Unbewusst in die Katastrophe

Buch: „How soon is Now?“ – Ein Manifest gegen die Apokalypse

Stehen wir am Rande einer Megakrise? Der Philosoph und Futurist Daniel Pinchbeck setzt sich bereits seit Jahren mit den Problemen unserer Zeit auseinander und erarbeitet alternative Lösungsansätze für die akuten ökologischen, sozialen und politischen Krisen. Sein neues Buch How Soon is Now? skizziert die Vision einer sozialen Massenbewegung, die in der Lage ist, die nahende Eskalation zu verhindern. Die zentrale These dabei besagt, dass die Menschheit die Katastrophe unbewusst selbst herbeigeführt hat, da nur so eine Transformation in den gegenwärtigen Zustand möglich ist.

Daniel Pinchbeck: „Was wir als Spezies unternommen haben, hat in eine planetare Katastrophe geführt und für die Menschheit als Ganzes eine Feuerprobe ausgelöst. Ich meine, dass wir das auf einer unbewussten Ebene so gewollt haben. Wir zwingen uns damit, uns zu entwickeln – uns zu verändern oder zu sterben.“ Wir stehen vor einer Feuerprobe, die notwendig ist, um uns von einem Zustand des Seins zum nächsten zu entwickeln.
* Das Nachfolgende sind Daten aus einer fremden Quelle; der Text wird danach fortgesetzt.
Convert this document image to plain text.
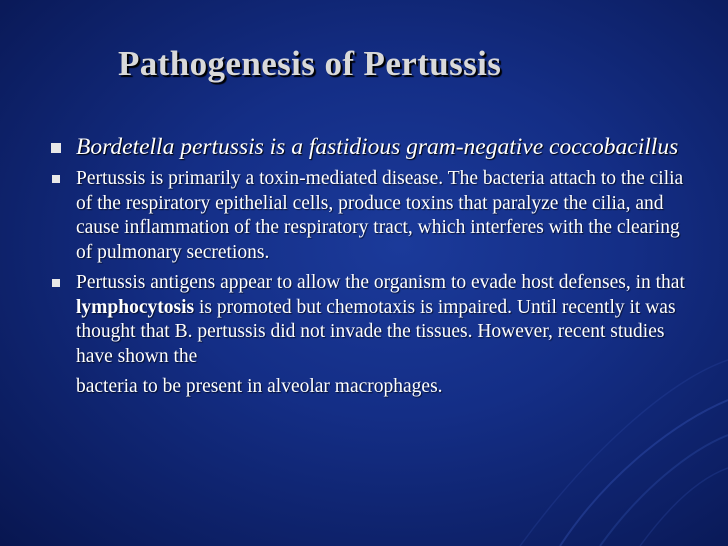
Pathogenesis of Pertussis
Bordetella pertussis is a fastidious gram-negative coccobacillus
Pertussis is primarily a toxin-mediated disease. The bacteria attach to the cilia of the respiratory epithelial cells, produce toxins that paralyze the cilia, and cause inflammation of the respiratory tract, which interferes with the clearing of pulmonary secretions.
Pertussis antigens appear to allow the organism to evade host defenses, in that lymphocytosis is promoted but chemotaxis is impaired. Until recently it was thought that B. pertussis did not invade the tissues. However, recent studies have shown the
bacteria to be present in alveolar macrophages.
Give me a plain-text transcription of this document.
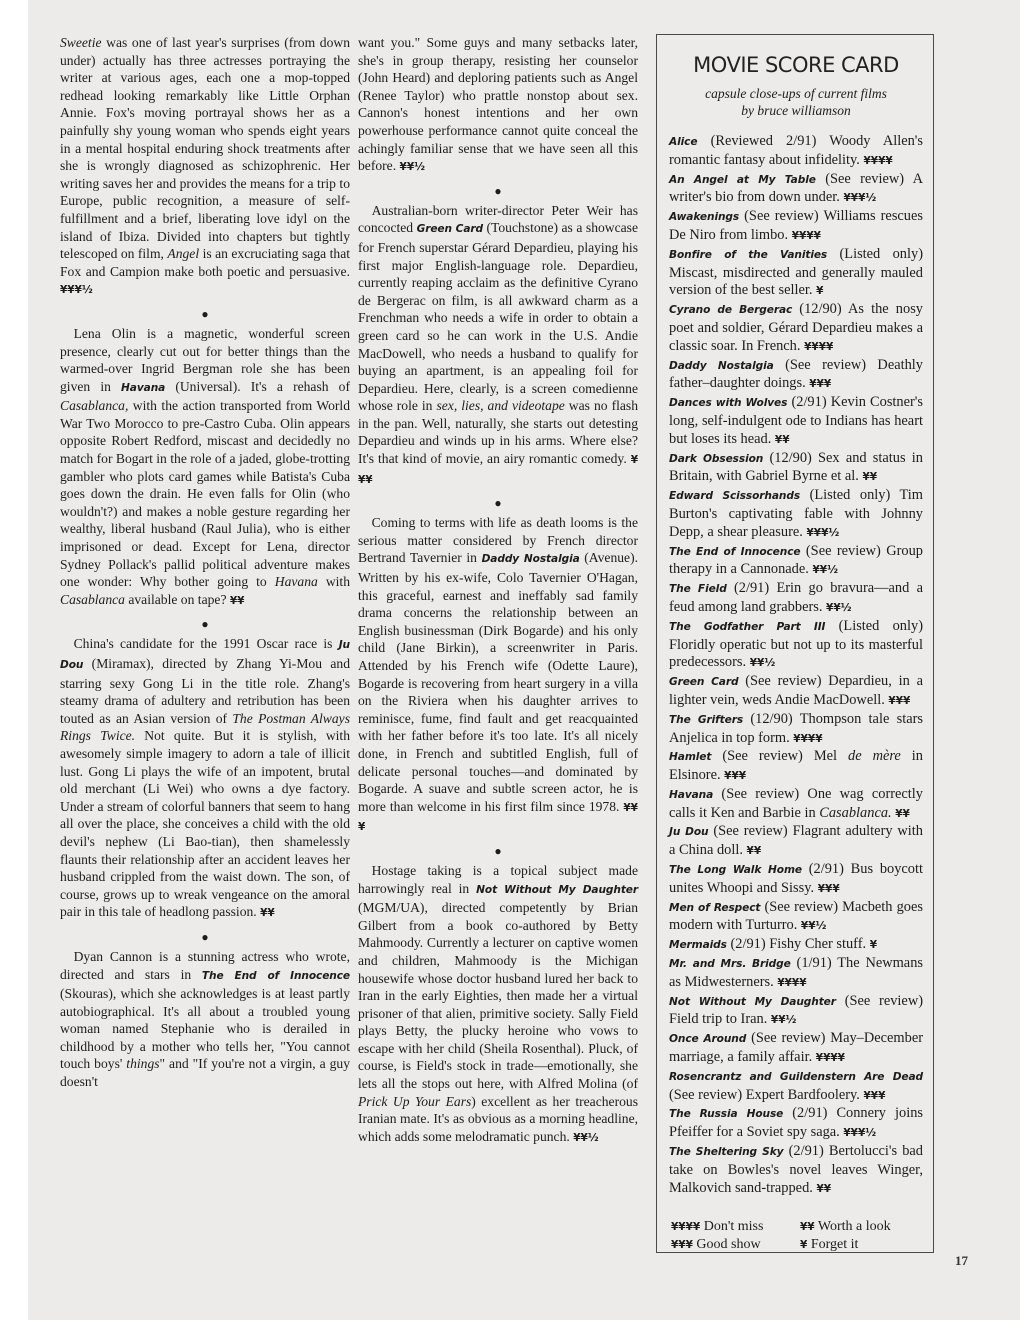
Sweetie was one of last year's surprises (from down under) actually has three actresses portraying the writer at various ages, each one a mop-topped redhead looking remarkably like Little Orphan Annie. Fox's moving portrayal shows her as a painfully shy young woman who spends eight years in a mental hospital enduring shock treatments after she is wrongly diagnosed as schizophrenic. Her writing saves her and provides the means for a trip to Europe, public recognition, a measure of self-fulfillment and a brief, liberating love idyl on the island of Ibiza. Divided into chapters but tightly telescoped on film, Angel is an excruciating saga that Fox and Campion make both poetic and persuasive. ¥¥¥½

●

 Lena Olin is a magnetic, wonderful screen presence, clearly cut out for better things than the warmed-over Ingrid Bergman role she has been given in Havana (Universal). It's a rehash of Casablanca, with the action transported from World War Two Morocco to pre-Castro Cuba. Olin appears opposite Robert Redford, miscast and decidedly no match for Bogart in the role of a jaded, globe-trotting gambler who plots card games while Batista's Cuba goes down the drain. He even falls for Olin (who wouldn't?) and makes a noble gesture regarding her wealthy, liberal husband (Raul Julia), who is either imprisoned or dead. Except for Lena, director Sydney Pollack's pallid political adventure makes one wonder: Why bother going to Havana with Casablanca available on tape? ¥¥

●

 China's candidate for the 1991 Oscar race is Ju Dou (Miramax), directed by Zhang Yi-Mou and starring sexy Gong Li in the title role. Zhang's steamy drama of adultery and retribution has been touted as an Asian version of The Postman Always Rings Twice. Not quite. But it is stylish, with awesomely simple imagery to adorn a tale of illicit lust. Gong Li plays the wife of an impotent, brutal old merchant (Li Wei) who owns a dye factory. Under a stream of colorful banners that seem to hang all over the place, she conceives a child with the old devil's nephew (Li Bao-tian), then shamelessly flaunts their relationship after an accident leaves her husband crippled from the waist down. The son, of course, grows up to wreak vengeance on the amoral pair in this tale of headlong passion. ¥¥

●

 Dyan Cannon is a stunning actress who wrote, directed and stars in The End of Innocence (Skouras), which she acknowledges is at least partly autobiographical. It's all about a troubled young woman named Stephanie who is derailed in childhood by a mother who tells her, "You cannot touch boys' things" and "If you're not a virgin, a guy doesn't

want you." Some guys and many setbacks later, she's in group therapy, resisting her counselor (John Heard) and deploring patients such as Angel (Renee Taylor) who prattle nonstop about sex. Cannon's honest intentions and her own powerhouse performance cannot quite conceal the achingly familiar sense that we have seen all this before. ¥¥½

●

 Australian-born writer-director Peter Weir has concocted Green Card (Touchstone) as a showcase for French superstar Gérard Depardieu, playing his first major English-language role. Depardieu, currently reaping acclaim as the definitive Cyrano de Bergerac on film, is all awkward charm as a Frenchman who needs a wife in order to obtain a green card so he can work in the U.S. Andie MacDowell, who needs a husband to qualify for buying an apartment, is an appealing foil for Depardieu. Here, clearly, is a screen comedienne whose role in sex, lies, and videotape was no flash in the pan. Well, naturally, she starts out detesting Depardieu and winds up in his arms. Where else? It's that kind of movie, an airy romantic comedy. ¥¥¥

●

 Coming to terms with life as death looms is the serious matter considered by French director Bertrand Tavernier in Daddy Nostalgia (Avenue). Written by his ex-wife, Colo Tavernier O'Hagan, this graceful, earnest and ineffably sad family drama concerns the relationship between an English businessman (Dirk Bogarde) and his only child (Jane Birkin), a screenwriter in Paris. Attended by his French wife (Odette Laure), Bogarde is recovering from heart surgery in a villa on the Riviera when his daughter arrives to reminisce, fume, find fault and get reacquainted with her father before it's too late. It's all nicely done, in French and subtitled English, full of delicate personal touches—and dominated by Bogarde. A suave and subtle screen actor, he is more than welcome in his first film since 1978. ¥¥¥

●

 Hostage taking is a topical subject made harrowingly real in Not Without My Daughter (MGM/UA), directed competently by Brian Gilbert from a book co-authored by Betty Mahmoody. Currently a lecturer on captive women and children, Mahmoody is the Michigan housewife whose doctor husband lured her back to Iran in the early Eighties, then made her a virtual prisoner of that alien, primitive society. Sally Field plays Betty, the plucky heroine who vows to escape with her child (Sheila Rosenthal). Pluck, of course, is Field's stock in trade—emotionally, she lets all the stops out here, with Alfred Molina (of Prick Up Your Ears) excellent as her treacherous Iranian mate. It's as obvious as a morning headline, which adds some melodramatic punch. ¥¥½

MOVIE SCORE CARD
capsule close-ups of current films
by bruce williamson

Alice (Reviewed 2/91) Woody Allen's romantic fantasy about infidelity. ¥¥¥¥

An Angel at My Table (See review) A writer's bio from down under. ¥¥¥½

Awakenings (See review) Williams rescues De Niro from limbo. ¥¥¥¥

Bonfire of the Vanities (Listed only) Miscast, misdirected and generally mauled version of the best seller. ¥

Cyrano de Bergerac (12/90) As the nosy poet and soldier, Gérard Depardieu makes a classic soar. In French. ¥¥¥¥

Daddy Nostalgia (See review) Deathly father–daughter doings. ¥¥¥

Dances with Wolves (2/91) Kevin Costner's long, self-indulgent ode to Indians has heart but loses its head. ¥¥

Dark Obsession (12/90) Sex and status in Britain, with Gabriel Byrne et al. ¥¥

Edward Scissorhands (Listed only) Tim Burton's captivating fable with Johnny Depp, a shear pleasure. ¥¥¥½

The End of Innocence (See review) Group therapy in a Cannonade. ¥¥½

The Field (2/91) Erin go bravura—and a feud among land grabbers. ¥¥½

The Godfather Part III (Listed only) Floridly operatic but not up to its masterful predecessors. ¥¥½

Green Card (See review) Depardieu, in a lighter vein, weds Andie MacDowell. ¥¥¥

The Grifters (12/90) Thompson tale stars Anjelica in top form. ¥¥¥¥

Hamlet (See review) Mel de mère in Elsinore. ¥¥¥

Havana (See review) One wag correctly calls it Ken and Barbie in Casablanca. ¥¥

Ju Dou (See review) Flagrant adultery with a China doll. ¥¥

The Long Walk Home (2/91) Bus boycott unites Whoopi and Sissy. ¥¥¥

Men of Respect (See review) Macbeth goes modern with Turturro. ¥¥½

Mermaids (2/91) Fishy Cher stuff. ¥

Mr. and Mrs. Bridge (1/91) The Newmans as Midwesterners. ¥¥¥¥

Not Without My Daughter (See review) Field trip to Iran. ¥¥½

Once Around (See review) May–December marriage, a family affair. ¥¥¥¥

Rosencrantz and Guildenstern Are Dead (See review) Expert Bardfoolery. ¥¥¥

The Russia House (2/91) Connery joins Pfeiffer for a Soviet spy saga. ¥¥¥½

The Sheltering Sky (2/91) Bertolucci's bad take on Bowles's novel leaves Winger, Malkovich sand-trapped. ¥¥

¥¥¥¥ Don't miss	¥¥ Worth a look
¥¥¥ Good show	¥ Forget it
17
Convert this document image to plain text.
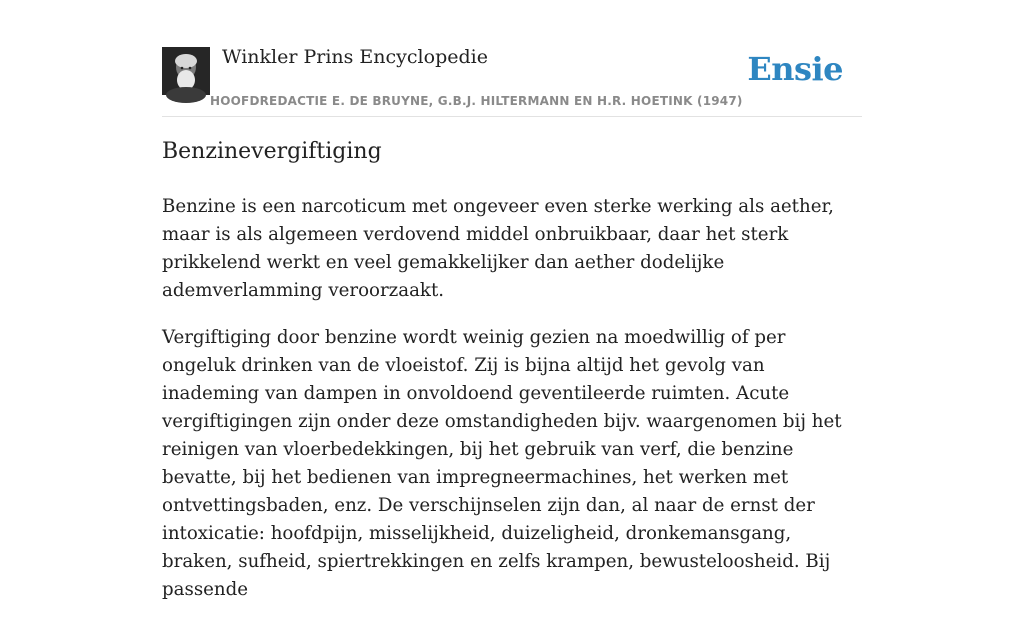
Winkler Prins Encyclopedie
HOOFDREDACTIE E. DE BRUYNE, G.B.J. HILTERMANN EN H.R. HOETINK (1947)
Ensie
Benzinevergiftiging

Benzine is een narcoticum met ongeveer even sterke werking als aether, maar is als algemeen verdovend middel onbruikbaar, daar het sterk prikkelend werkt en veel gemakkelijker dan aether dodelijke ademverlamming veroorzaakt.

Vergiftiging door benzine wordt weinig gezien na moedwillig of per ongeluk drinken van de vloeistof. Zij is bijna altijd het gevolg van inademing van dampen in onvoldoend geventileerde ruimten. Acute vergiftigingen zijn onder deze omstandigheden bijv. waargenomen bij het reinigen van vloerbedekkingen, bij het gebruik van verf, die benzine bevatte, bij het bedienen van impregneermachines, het werken met ontvettingsbaden, enz. De verschijnselen zijn dan, al naar de ernst der intoxicatie: hoofdpijn, misselijkheid, duizeligheid, dronkemansgang, braken, sufheid, spiertrekkingen en zelfs krampen, bewusteloosheid. Bij passende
How Soon Is Now? ist ein Lied der britischen Rockband The Smiths von 1984. Ursprünglich war es nur als B-Seite der Single William, It Was Really Nothing veröffentlicht worden, dann aber im Jahr darauf als eigenständige Single aus dem Album Meat Is Murder ausgekoppelt. 2007 nannte Co-Autor Johnny Marr How Soon Is Now? in einem Interview mit der Musikzeitschrift Uncut das wohl längstlebige Lied der Band. In der Tat zählt es bis heute zu ihren bekanntesten Stücken. Viel Lob erhielt die Band für den Liedtext von How Soon Is Now?. Nach: wikipedia.org/How_Soon_Is_Now?]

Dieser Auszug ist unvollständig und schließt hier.